Arranged by Base Rock Cafe and supported by CityFM89, the two-hour show was a mix of rock n’ roll frenzy, raucous guitars turned up far too loud and a packed house which was often driven to stand up, cheer, dance and even head bang through age-old rock classics.

Aamir Zaki took the stage by storm with Hammad, Spoonful’s towering front man, ripping through riffs and passages of songs like Stevie Wonder’s “Superstitious”, the unforgettable blues anthem “Bad to the Bone” and Zaki’s own masterpieces including crowd pleasers, “Jaana” and the haunting “Mera Pyaar” which got pockets of the audience singing along.

Quiet, focused and aiming for perfection seemed to define Zaki’s persona on stage as he battled with the auditorium’s sound to deliver a bagful of blues licks and tricks in long, extended solos.

While giving strong support to Zaki, Spoonful held their own in amped-up renditions of other staple rock tracks, including Santana’s “Black Magic Woman” and Steppenwolf’s “Born to be Wild”. However, this was not Spoonful’s best performance to date. The band regular line-up was trumped by the opening performance by brothers Usman and Nadir Siddiqui from the Great Drama Queen Conundrum, who joined up with Spoonful to deliver electric, even theatrical (in a good way) covers of Jimi Hendrix, The Beatles and Lynyrd Skynyrd.
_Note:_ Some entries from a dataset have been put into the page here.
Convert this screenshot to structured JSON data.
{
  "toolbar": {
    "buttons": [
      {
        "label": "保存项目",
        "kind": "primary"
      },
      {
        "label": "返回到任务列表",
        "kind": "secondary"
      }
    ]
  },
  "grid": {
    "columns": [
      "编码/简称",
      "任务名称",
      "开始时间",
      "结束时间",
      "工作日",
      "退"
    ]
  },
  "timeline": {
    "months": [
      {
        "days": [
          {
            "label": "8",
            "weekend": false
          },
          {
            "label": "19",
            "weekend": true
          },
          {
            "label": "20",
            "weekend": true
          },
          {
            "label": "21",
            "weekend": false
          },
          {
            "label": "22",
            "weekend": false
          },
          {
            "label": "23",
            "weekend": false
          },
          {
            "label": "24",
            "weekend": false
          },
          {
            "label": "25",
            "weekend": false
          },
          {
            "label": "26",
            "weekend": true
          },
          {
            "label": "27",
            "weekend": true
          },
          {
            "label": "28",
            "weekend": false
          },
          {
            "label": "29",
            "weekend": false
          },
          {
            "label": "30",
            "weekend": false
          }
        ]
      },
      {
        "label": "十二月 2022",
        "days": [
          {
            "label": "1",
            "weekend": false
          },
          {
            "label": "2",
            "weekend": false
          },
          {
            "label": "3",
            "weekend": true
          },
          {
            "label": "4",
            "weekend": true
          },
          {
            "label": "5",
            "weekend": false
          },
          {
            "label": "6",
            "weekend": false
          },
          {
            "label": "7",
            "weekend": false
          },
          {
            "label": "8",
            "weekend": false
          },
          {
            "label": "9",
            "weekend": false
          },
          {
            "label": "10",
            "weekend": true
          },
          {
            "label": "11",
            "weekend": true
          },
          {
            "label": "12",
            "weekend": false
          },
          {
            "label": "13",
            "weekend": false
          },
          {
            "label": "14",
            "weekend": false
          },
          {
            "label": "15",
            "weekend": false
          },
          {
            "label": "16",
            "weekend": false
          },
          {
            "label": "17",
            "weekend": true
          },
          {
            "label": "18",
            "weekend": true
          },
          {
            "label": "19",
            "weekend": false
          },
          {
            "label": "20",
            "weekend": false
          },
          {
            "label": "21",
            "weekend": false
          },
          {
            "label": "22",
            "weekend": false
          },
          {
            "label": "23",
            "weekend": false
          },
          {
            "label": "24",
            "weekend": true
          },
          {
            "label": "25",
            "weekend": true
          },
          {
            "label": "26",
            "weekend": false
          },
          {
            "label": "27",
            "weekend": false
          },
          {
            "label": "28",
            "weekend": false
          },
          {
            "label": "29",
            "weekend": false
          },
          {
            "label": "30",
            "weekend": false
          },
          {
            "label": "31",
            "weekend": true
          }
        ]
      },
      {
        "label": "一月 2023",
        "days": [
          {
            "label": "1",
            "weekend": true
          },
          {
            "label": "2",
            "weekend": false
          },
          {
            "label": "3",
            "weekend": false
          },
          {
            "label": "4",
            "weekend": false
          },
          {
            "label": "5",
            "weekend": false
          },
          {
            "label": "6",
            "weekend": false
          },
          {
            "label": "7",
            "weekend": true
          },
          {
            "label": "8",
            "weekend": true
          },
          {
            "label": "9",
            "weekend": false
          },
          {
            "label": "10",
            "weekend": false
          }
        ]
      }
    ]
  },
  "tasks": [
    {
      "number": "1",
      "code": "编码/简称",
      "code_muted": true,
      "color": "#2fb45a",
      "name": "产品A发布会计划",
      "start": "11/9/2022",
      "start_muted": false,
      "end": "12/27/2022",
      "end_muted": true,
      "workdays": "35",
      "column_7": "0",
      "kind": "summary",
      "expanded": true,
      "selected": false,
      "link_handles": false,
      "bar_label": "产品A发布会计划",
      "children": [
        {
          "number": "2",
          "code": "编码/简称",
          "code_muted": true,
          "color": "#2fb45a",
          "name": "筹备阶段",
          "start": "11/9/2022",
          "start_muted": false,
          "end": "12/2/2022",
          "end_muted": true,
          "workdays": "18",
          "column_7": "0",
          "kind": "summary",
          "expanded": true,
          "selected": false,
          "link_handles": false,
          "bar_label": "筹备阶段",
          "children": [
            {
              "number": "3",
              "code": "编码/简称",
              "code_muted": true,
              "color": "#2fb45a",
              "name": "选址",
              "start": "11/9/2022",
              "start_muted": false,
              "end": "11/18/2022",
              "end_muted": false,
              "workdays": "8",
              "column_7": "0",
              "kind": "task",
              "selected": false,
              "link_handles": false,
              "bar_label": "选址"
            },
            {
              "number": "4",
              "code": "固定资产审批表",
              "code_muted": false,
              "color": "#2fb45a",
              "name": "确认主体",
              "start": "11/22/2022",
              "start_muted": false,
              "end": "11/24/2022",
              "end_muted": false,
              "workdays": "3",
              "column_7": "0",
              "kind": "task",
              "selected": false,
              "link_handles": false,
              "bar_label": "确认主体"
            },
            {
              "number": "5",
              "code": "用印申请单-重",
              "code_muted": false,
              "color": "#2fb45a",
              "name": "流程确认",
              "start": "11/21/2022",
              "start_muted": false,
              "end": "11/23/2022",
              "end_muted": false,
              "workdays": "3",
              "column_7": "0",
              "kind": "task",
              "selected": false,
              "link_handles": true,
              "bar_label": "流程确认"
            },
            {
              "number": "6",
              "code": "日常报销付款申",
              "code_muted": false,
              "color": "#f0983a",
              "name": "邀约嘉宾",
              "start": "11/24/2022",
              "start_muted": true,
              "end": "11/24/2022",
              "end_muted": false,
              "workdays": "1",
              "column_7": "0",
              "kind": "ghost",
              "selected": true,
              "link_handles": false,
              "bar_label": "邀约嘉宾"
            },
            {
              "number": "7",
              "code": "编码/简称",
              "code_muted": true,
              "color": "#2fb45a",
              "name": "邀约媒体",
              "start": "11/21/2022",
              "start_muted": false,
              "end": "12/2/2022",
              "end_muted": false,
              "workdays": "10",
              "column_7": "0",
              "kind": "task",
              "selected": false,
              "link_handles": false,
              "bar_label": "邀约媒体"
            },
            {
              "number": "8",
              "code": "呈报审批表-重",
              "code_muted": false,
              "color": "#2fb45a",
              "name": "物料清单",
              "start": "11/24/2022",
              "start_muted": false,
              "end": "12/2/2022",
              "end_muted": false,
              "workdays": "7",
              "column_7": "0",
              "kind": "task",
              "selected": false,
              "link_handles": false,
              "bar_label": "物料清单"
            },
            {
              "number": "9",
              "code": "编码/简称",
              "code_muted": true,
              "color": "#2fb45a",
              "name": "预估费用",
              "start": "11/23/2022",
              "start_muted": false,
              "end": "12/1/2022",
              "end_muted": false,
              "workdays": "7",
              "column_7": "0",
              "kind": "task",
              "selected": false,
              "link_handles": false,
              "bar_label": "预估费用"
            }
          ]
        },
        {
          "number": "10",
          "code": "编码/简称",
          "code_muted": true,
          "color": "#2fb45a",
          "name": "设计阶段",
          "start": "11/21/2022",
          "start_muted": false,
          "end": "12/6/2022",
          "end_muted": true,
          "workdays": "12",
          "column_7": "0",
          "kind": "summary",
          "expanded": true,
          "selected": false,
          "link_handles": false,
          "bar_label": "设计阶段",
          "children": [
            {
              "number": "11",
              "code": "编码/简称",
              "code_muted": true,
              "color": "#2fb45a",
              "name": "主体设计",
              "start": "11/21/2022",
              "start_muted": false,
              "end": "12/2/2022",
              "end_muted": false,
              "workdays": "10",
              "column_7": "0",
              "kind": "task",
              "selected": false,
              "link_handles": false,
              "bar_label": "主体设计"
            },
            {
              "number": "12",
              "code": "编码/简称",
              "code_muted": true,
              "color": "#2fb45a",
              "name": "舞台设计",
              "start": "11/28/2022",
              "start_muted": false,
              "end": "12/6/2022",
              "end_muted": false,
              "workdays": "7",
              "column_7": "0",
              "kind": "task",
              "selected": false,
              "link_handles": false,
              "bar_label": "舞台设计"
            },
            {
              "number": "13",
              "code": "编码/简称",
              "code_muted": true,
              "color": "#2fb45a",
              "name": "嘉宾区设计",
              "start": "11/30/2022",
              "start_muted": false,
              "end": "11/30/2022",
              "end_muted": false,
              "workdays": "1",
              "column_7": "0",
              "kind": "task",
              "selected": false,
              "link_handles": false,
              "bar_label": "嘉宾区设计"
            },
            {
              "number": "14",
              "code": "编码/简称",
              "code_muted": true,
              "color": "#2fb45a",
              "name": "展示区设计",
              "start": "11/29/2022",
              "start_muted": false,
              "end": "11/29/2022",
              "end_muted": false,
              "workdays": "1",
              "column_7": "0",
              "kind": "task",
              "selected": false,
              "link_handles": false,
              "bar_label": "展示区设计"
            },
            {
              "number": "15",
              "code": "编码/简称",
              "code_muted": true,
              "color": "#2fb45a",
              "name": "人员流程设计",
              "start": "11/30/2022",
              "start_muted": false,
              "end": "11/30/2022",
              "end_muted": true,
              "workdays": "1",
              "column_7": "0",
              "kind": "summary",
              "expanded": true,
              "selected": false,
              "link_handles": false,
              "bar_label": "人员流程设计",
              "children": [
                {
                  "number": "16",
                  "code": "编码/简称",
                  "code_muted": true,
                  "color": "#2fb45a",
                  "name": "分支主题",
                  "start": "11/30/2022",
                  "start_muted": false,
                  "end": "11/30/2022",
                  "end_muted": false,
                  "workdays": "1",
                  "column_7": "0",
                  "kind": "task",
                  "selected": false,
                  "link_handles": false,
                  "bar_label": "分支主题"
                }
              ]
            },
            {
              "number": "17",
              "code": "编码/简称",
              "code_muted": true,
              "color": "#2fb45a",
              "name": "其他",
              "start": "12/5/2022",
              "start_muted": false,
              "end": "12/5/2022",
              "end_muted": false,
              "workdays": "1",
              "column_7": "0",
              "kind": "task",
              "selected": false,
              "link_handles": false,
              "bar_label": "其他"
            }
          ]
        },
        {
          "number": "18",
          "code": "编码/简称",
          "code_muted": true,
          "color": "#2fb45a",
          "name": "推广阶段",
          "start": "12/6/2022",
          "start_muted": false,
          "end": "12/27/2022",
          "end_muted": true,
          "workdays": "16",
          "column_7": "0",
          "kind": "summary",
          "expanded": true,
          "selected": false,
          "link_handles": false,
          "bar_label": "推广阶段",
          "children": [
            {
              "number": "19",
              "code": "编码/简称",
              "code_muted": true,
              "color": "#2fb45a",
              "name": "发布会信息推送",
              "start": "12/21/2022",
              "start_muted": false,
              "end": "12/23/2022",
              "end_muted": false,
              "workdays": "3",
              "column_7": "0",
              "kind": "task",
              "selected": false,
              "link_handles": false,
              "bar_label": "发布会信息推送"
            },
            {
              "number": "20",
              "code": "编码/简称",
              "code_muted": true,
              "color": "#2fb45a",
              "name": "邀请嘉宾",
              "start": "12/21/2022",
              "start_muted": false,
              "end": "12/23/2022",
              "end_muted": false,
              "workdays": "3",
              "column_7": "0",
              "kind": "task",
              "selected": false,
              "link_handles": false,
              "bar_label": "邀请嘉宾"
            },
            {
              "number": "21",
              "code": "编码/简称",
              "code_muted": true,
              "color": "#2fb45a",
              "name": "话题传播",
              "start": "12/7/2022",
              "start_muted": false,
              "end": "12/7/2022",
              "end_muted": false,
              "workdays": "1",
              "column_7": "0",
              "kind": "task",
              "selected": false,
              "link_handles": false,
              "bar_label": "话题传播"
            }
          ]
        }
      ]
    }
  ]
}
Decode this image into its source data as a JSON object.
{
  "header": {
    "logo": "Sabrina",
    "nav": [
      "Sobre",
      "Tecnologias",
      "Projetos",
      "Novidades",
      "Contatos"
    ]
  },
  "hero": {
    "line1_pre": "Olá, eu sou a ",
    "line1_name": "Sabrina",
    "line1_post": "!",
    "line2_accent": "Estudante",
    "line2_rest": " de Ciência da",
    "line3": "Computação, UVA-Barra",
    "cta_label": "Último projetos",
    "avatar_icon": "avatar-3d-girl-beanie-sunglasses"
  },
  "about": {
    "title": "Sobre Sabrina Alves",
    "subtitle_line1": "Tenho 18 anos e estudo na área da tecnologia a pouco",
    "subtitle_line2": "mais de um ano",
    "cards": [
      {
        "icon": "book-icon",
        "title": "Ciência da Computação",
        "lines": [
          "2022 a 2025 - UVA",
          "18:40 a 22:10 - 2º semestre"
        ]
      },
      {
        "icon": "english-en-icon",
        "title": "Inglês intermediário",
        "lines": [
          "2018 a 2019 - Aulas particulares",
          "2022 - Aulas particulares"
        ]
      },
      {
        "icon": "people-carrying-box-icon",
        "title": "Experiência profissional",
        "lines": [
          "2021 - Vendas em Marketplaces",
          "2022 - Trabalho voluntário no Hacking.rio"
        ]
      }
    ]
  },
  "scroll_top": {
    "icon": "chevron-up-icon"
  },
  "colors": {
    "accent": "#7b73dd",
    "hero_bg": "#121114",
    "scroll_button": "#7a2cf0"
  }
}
Were there glitches in the overall sound? Was there trouble hearing vocals and were there occasional fumbles in the performance? Did Zaki glare at the drummer more than once? Sure. But it didn’t matter. With a strong stage presence and uncontrived passion, the audience was more than willing to forgive Zaki and Spoonful for their slip-ups. This was underground music played in the name of music alone, and that commitment was written across the faces of those who took the stage, both young and old. As one sweaty, jubilant member of the audience put it, “For me this (concert) has trumped the next Coke Studio episode, and not only because I’ve gone half deaf here.”